К такой застылости однажды найденного художественного приема приходят, как правило, удачно начавшие дилетанты. Акимов дилетантом не был, но был поглощен театром. Кураторы выставки пытаются выстроить образ чуть ли не ренессансного масштаба. Но даже если бы Акимов был лучшим художником, чем оказался на поверку, до современников ему явно не дотянуть. Здесь уместен скорее другой сюжет – скромный художник нашел себя в театре и стал известным режиссером. Всю жизнь он не переставал рисовать и написал массу портретов друзей и коллег, сам сочинял костюмы, декорации и афиши своих спектаклей. Первая профессия не столько развивалась сама по себе, сколько дала его театру особый изобразительный язык. То есть во многом сформировала акимовский театральный стиль – парадоксальность и графичность. Таким вошел в историю Николай Акимов, режиссер, способный обратить «Гамлета» в фарс, любивший превращать людей в тени и оживлять вещи. И в этой истории ему совершенно не нужно быть хорошим художником – у него там и так очень почетное место.

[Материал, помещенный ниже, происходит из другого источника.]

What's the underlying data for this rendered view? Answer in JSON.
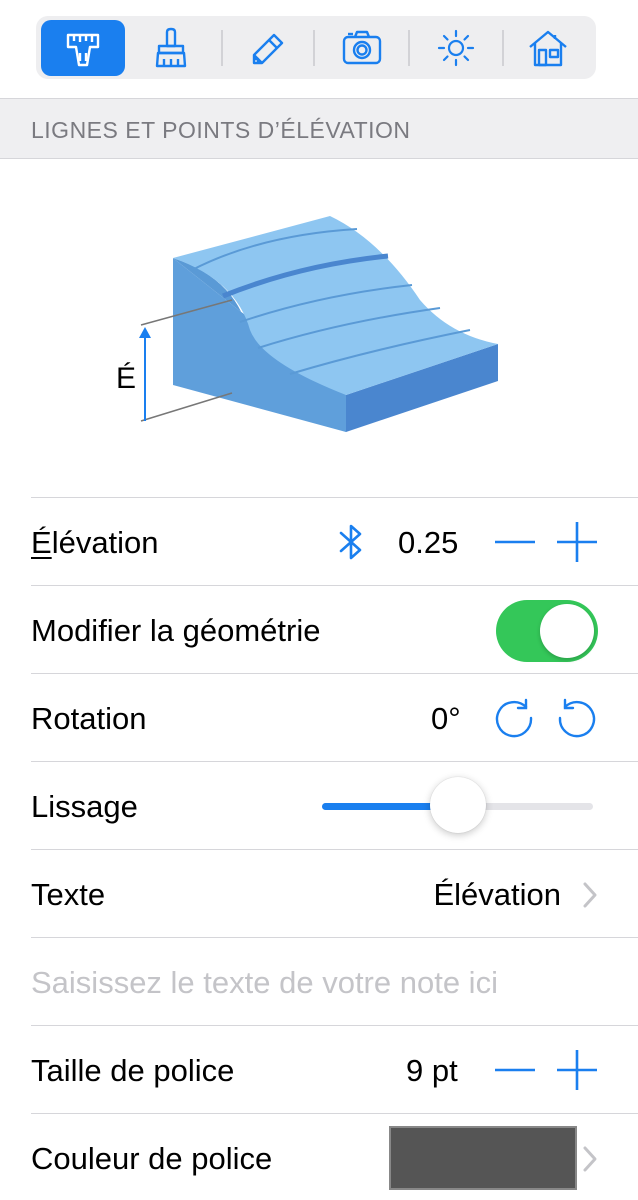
{
  "toolbar": {
    "tabs": [
      {
        "name": "measure",
        "icon": "caliper-icon",
        "active": true
      },
      {
        "name": "style",
        "icon": "brush-icon",
        "active": false
      },
      {
        "name": "draw",
        "icon": "pencil-icon",
        "active": false
      },
      {
        "name": "camera",
        "icon": "camera-icon",
        "active": false
      },
      {
        "name": "light",
        "icon": "sun-icon",
        "active": false
      },
      {
        "name": "building",
        "icon": "house-icon",
        "active": false
      }
    ],
    "accent": "#1a7fef"
  },
  "section": {
    "title": "LIGNES ET POINTS D’ÉLÉVATION"
  },
  "illustration": {
    "elevation_letter": "É"
  },
  "rows": {
    "elevation": {
      "label_first": "É",
      "label_rest": "lévation",
      "value": "0.25",
      "icon": "bluetooth-icon"
    },
    "modify_geometry": {
      "label": "Modifier la géométrie",
      "on": true,
      "on_color": "#34c759"
    },
    "rotation": {
      "label": "Rotation",
      "value": "0°"
    },
    "smoothing": {
      "label": "Lissage",
      "level": 0.5
    },
    "text": {
      "label": "Texte",
      "value": "Élévation"
    },
    "note": {
      "placeholder": "Saisissez le texte de votre note ici"
    },
    "font_size": {
      "label": "Taille de police",
      "value": "9 pt"
    },
    "font_color": {
      "label": "Couleur de police",
      "color": "#555555"
    }
  }
}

Несмотря на намек на серийность, данный в заглавии, никакой выставки про деревянную скульптуру XIX или XVI веков в Русском музее до сих пор не было. Если бы были, то нынешняя выставка должна была бы рассказывать о другом. О том, например, как традиционные для славянского язычества деревянные идолы были преобразованы авангардистами в идолов художественной революции. Или о том, как в конце прошлого века ретроспективисты повернулись к народному искусству и вернули «простецкому» дереву статус материала, пригодного для «высокого» искусства. Вместо этого история русской деревянной скульптуры отдельно взятого ХX века превратилась в очередной пересказ истории отечественной скульптуры в целом.
Официальное описание выставки начинается с пассажа о том, что «дерево – материал, наиболее отвечающий русской ментальности». Идея довольно спорная: русская скульптура классического периода все больше тяготела к мрамору и бронзе, а дерево (наряду с папье-маше и гипсом) стали массово использовать только из‐за финансовых затруднений советской власти, решившей разом монументально запропагандировать всю страну. Так что похоже, что дерево, как теплый и экологичный материал, в современном мире больше отвечает ментальности каких-нибудь скандинавов, а у нас скорее соответствует экономическому положению страны – как материал дешевый и имеющийся в избытке.
Экспозиция в Русском подтверждает такой прагматический взгляд на деревянную скульптуру. Страстные фигуры-стволы Сергея Коненкова, чуть африканизированный неоклассицизм портретов Александра Матвеева или аналитические корни/коряги Михаила Матюшина в первом зале быстро сменяются скульптурами, использование дерева в которых мотивировано не столько художественной необходимостью, сколько его дешевизной и податливостью. В первую очередь это касается кубистических штудий и проектов, относящихся к «плану монументальной пропаганды» 1920‐х годов. Лучшие из них, как тяжеловесная ироничная «Саломея» Бориса Королева, обживают избранный материал, но массовая продукция остается к его специфическим возможностям холодной.
В начале экспозиции заявлено противопоставление Москва – Петербург. Коненков, тяготеющий к языческим традициям, и классик Матвеев обозначают границу двух художественных систем. По большому счету русская деревянная скульптура в ХX веке – это скульптура московская. А для ленинградцев-петербуржцев дерево – интересный, но частный случай в серьезной работе с «большими» материалами. Так, например, в 1930‐е годы в Москве была организована целая «Бригада скульпторов, работающих в дереве», а в это время наиболее влиятельная группа ленинградских скульпторов – ученики Матвеева – применяли дерево в основном в мелкой пластике, наряду с фарфором и гипсом.
Очередная мода на дерево приходится на 1960‐е. В Москве это увлечение проходит бурно, экспрессивно, используется цвет, нет страха перед крупными формами. В Ленинграде все еще больше любят камень, но тоже не остаются равнодушными к модным веяниям и откровенно цитируют то соседей-прибалтов с их манией дерева, то русские народные игрушки. Настоящим же расцветом деревянной скульптуры в Питере стал конец 1980‐х, когда она перестала быть лишь принадлежностью городских или курортных зон отдыха, а вернулась в выставочные залы работами Дмитрия Каминкера, Леонида Колибабы, Леонида Борисова. Тут и противостояние двух столиц по этой части как-то смягчилось. В последних залах выставки оно окончательно смазано – где сделаны все эти экзотические пальмы или иконостас из разделочных досок, не суть важно. Как и то, что сделано это из дерева: искусство 1990‐х перестало быть искусством материалов, а стало искусством идей.